The goal of analytics is to extract valuable insights from large volumes of data, empowering businesses with smarter decision-making and automation. It has applications across industries and domains—from predictive maintenance to fraud detection, from optimising decision-making processes to intelligence-driven investigations.

Since every organisation has its own data structure and industry-specific challenges, analytical solutions are often complex and highly customised. These projects aim to seamlessly integrate data-driven strategies into business operations, turning raw information into actionable intelligence.

 

The Lifecycle of an Analytics Project

  1. Understanding Data & Business Context: Every analytics project begins with gaining a deep understanding of the data and business objectives. This phase defines the project’s goals and establishes the business case. Depending on the complexity, a Proof of Concept (PoC) may be introduced—a small-scale test project designed to validate the feasibility of the solution.
  2. Data Integration & Management: Successful analytics projects rely on well-prepared, high-quality data. This phase involves collecting, integrating, and cleansing data to ensure accuracy and reliability. Key aspects include quality control, data loading automation, and real-time or batch-based data processing.
  3. Data Discovery & Feature Engineering: Analysts conduct exploratory data analysis to identify key characteristics and patterns within the data. During the Feature Engineering phase, new, valuable data attributes are derived from raw information, forming the foundation for business models.
  4. Modeling & Business Automation: Using the data models developed in the project, businesses can build decision-support systems. These models may include forecasting models, which use historical data to predict future trends and events, enabling proactive decision-making.
  5. Implementation & Business Integration: The final step is embedding the models and insights into business operations. This ensures that analytics-driven insights directly support operational decision-making and automated workflows, maximising efficiency and impact.

 

Additional elements of analytics projects may include data visualisation, dashboard creation, network analysis, decision-support automation, and case management—particularly in fraud detection solutions.

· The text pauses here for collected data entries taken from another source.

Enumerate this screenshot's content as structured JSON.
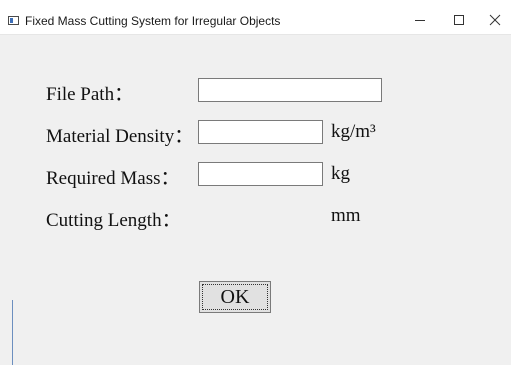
{
  "window": {
    "title": "Fixed Mass Cutting System for Irregular Objects",
    "controls": [
      "minimize",
      "maximize",
      "close"
    ]
  },
  "form": {
    "file_path_label": "File Path：",
    "file_path_value": "",
    "density_label": "Material Density：",
    "density_value": "",
    "density_unit": "kg/m³",
    "mass_label": "Required Mass：",
    "mass_value": "",
    "mass_unit": "kg",
    "cutting_label": "Cutting Length：",
    "cutting_value": "",
    "cutting_unit": "mm",
    "ok_label": "OK"
  },
  "icons": {
    "app": "app-window-icon",
    "minimize": "minimize-icon",
    "maximize": "maximize-icon",
    "close": "close-icon"
  },
  "colors": {
    "window_bg": "#f0f0f0",
    "titlebar_bg": "#ffffff",
    "field_border": "#7a7a7a",
    "button_bg": "#e1e1e1"
  }
}
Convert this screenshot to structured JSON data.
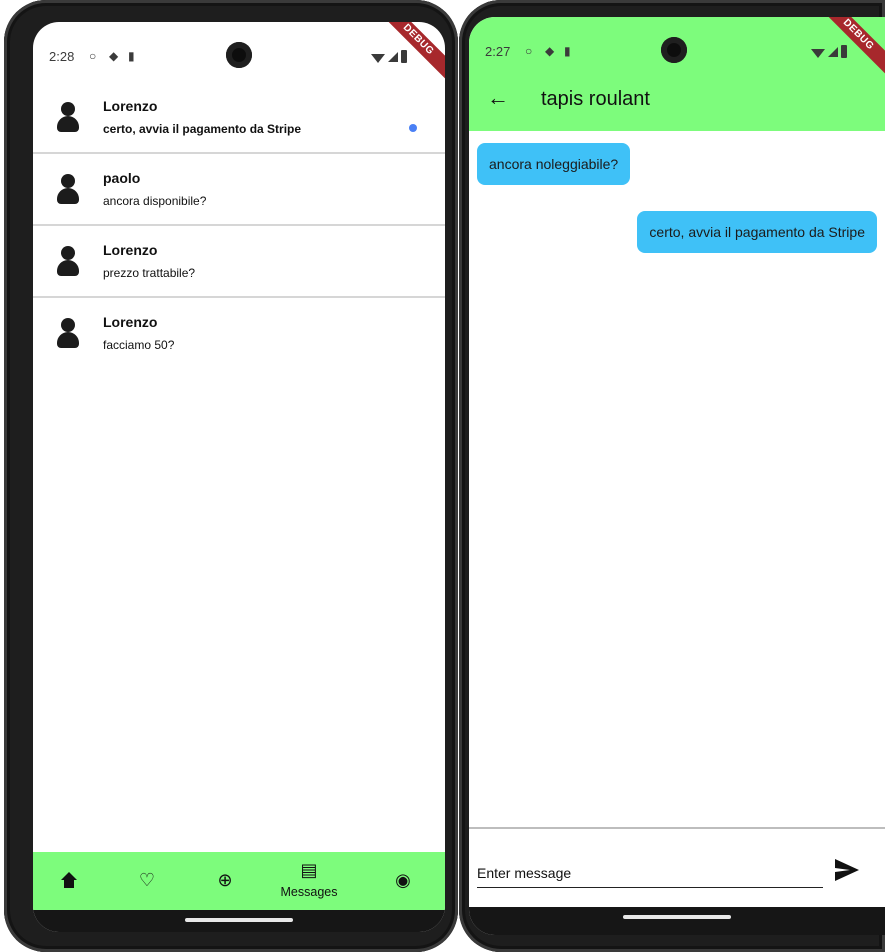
{
  "left_screen": {
    "status_bar": {
      "time": "2:28",
      "debug_banner": "DEBUG"
    },
    "conversations": [
      {
        "name": "Lorenzo",
        "last_message": "certo, avvia il pagamento da Stripe",
        "unread": true
      },
      {
        "name": "paolo",
        "last_message": "ancora disponibile?",
        "unread": false
      },
      {
        "name": "Lorenzo",
        "last_message": "prezzo trattabile?",
        "unread": false
      },
      {
        "name": "Lorenzo",
        "last_message": "facciamo 50?",
        "unread": false
      }
    ],
    "bottom_nav": {
      "items": [
        {
          "icon": "home-icon"
        },
        {
          "icon": "heart-icon"
        },
        {
          "icon": "add-circle-icon"
        },
        {
          "icon": "message-icon",
          "label": "Messages",
          "active": true
        },
        {
          "icon": "account-circle-icon"
        }
      ],
      "color": "#7dfc7c"
    }
  },
  "right_screen": {
    "status_bar": {
      "time": "2:27",
      "debug_banner": "DEBUG"
    },
    "app_bar": {
      "title": "tapis roulant",
      "color": "#7dfc7c"
    },
    "messages": [
      {
        "text": "ancora noleggiabile?",
        "side": "left"
      },
      {
        "text": "certo, avvia il pagamento da Stripe",
        "side": "right"
      }
    ],
    "composer": {
      "placeholder": "Enter message"
    },
    "bubble_color": "#3fc1f7"
  }
}
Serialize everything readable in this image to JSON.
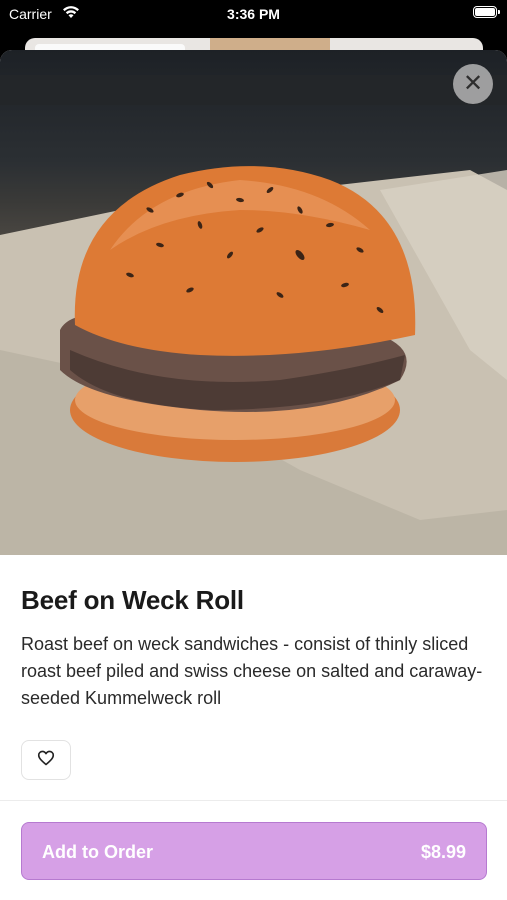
{
  "status_bar": {
    "carrier": "Carrier",
    "time": "3:36 PM",
    "wifi_icon": "wifi-icon",
    "battery_icon": "battery-icon"
  },
  "item": {
    "title": "Beef on Weck Roll",
    "description": "Roast beef on weck sandwiches - consist of thinly sliced roast beef piled and swiss cheese on salted and caraway-seeded Kummelweck roll",
    "image_alt": "Beef on weck sandwich"
  },
  "actions": {
    "close_glyph": "✕",
    "favorite_icon": "heart-icon",
    "add_label": "Add to Order",
    "price": "$8.99"
  },
  "colors": {
    "accent": "#d6a0e6",
    "accent_border": "#b67ad0"
  }
}
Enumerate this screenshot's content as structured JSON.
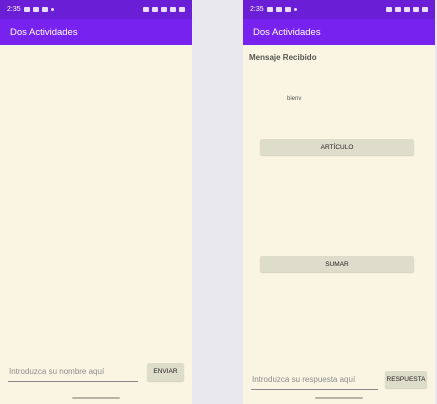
{
  "left_screen": {
    "status_time": "2:35",
    "app_title": "Dos Actividades",
    "name_input": {
      "placeholder": "Introduzca su nombre aquí",
      "value": ""
    },
    "send_button": "ENVIAR"
  },
  "right_screen": {
    "status_time": "2:35",
    "app_title": "Dos Actividades",
    "message_title": "Mensaje Recibido",
    "message_body": "bienv",
    "article_button": "ARTÍCULO",
    "sum_button": "SUMAR",
    "answer_input": {
      "placeholder": "Introduzca su respuesta aquí",
      "value": ""
    },
    "answer_button": "RESPUESTA"
  },
  "colors": {
    "status_bar": "#6a1fd6",
    "app_bar": "#7722ef",
    "background": "#faf5e2",
    "button": "#dedccb"
  }
}
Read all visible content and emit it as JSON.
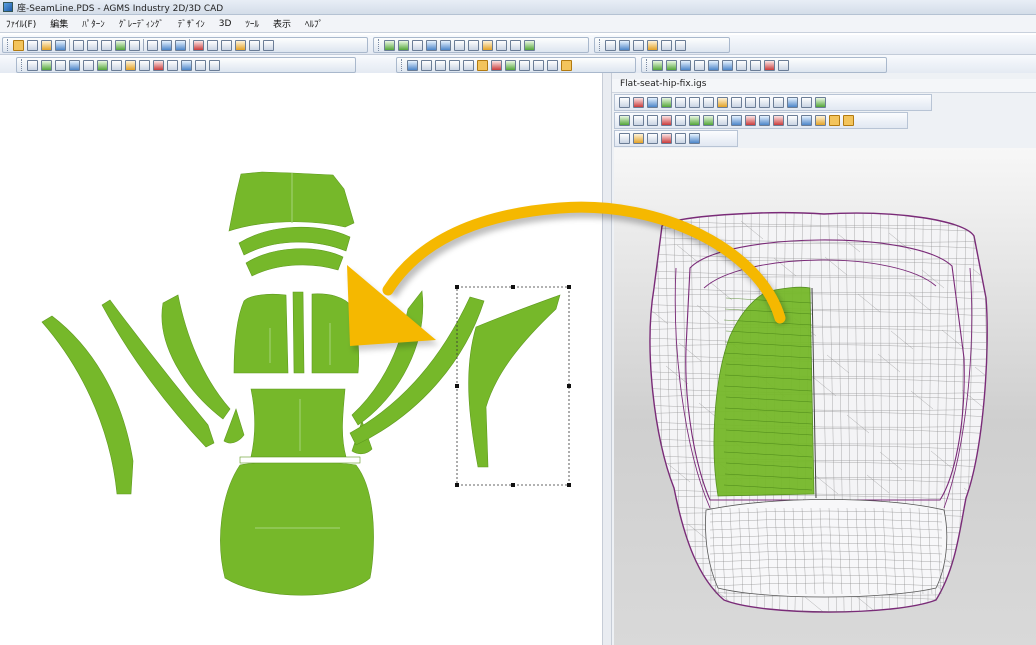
{
  "window": {
    "title": "座-SeamLine.PDS - AGMS Industry 2D/3D CAD"
  },
  "menu": {
    "items": [
      "ﾌｧｲﾙ(F)",
      "編集",
      "ﾊﾟﾀｰﾝ",
      "ｸﾞﾚｰﾃﾞｨﾝｸﾞ",
      "ﾃﾞｻﾞｲﾝ",
      "3D",
      "ﾂｰﾙ",
      "表示",
      "ﾍﾙﾌﾟ"
    ]
  },
  "viewer3d": {
    "document_tab": "Flat-seat-hip-fix.igs"
  },
  "colors": {
    "pattern_fill": "#76b82a",
    "arrow": "#f5b800",
    "mesh_wire": "#6b6b6b",
    "seam_line": "#7a2a78"
  },
  "icons": [
    "select-arrow-icon",
    "new-file-icon",
    "open-folder-icon",
    "save-icon",
    "print-icon",
    "zoom-icon",
    "undo-icon",
    "redo-icon",
    "cut-icon",
    "copy-icon",
    "paste-icon",
    "help-icon"
  ]
}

By applying an agile approach, we actively involve clients in the project, as their domain expertise plays a key role in achieving more accurate and effective results.

Successful projects rely on close collaboration with the client, as they have the deepest understanding of their company, industry, and data—making their involvement essential throughout the process.

 

Key Types of Analytical Solutions

  • Predictive Maintenance: Utilising IoT data to predict machinery failures, enabling timely intervention and cost reduction. These analytics systems are most commonly used in manufacturing and industrial sectors, where equipment downtime has significant financial and operational impacts.
  • Fraud Detection and Investigation: Designed to identify various types of fraud, such as banking, insurance, and procurement fraud. These systems are crucial for financial institutions and insurance companies, where large-scale data analysis, network modelling, and risk assessment help detect high-risk customers and transactions.
  • Business Intelligence: Covering everything from data warehousing to reporting and dashboard creation, BI solutions help businesses analyse and track performance. BI systems are often enhanced with decision-support tools and predictive models (e.g., revenue forecasting), making them particularly valuable for large retail enterprises.
  • Intelligence and Investigation Management: Systems designed for organisations conducting investigations (e.g., police), aimed at enhancing public safety and improving the efficiency of law enforcement processes. Data-analysing models help in crime detection and risk minimisation.

 

The success of analytics projects relies on close collaboration with the client, as domain expertise is essential for designing tailored solutions.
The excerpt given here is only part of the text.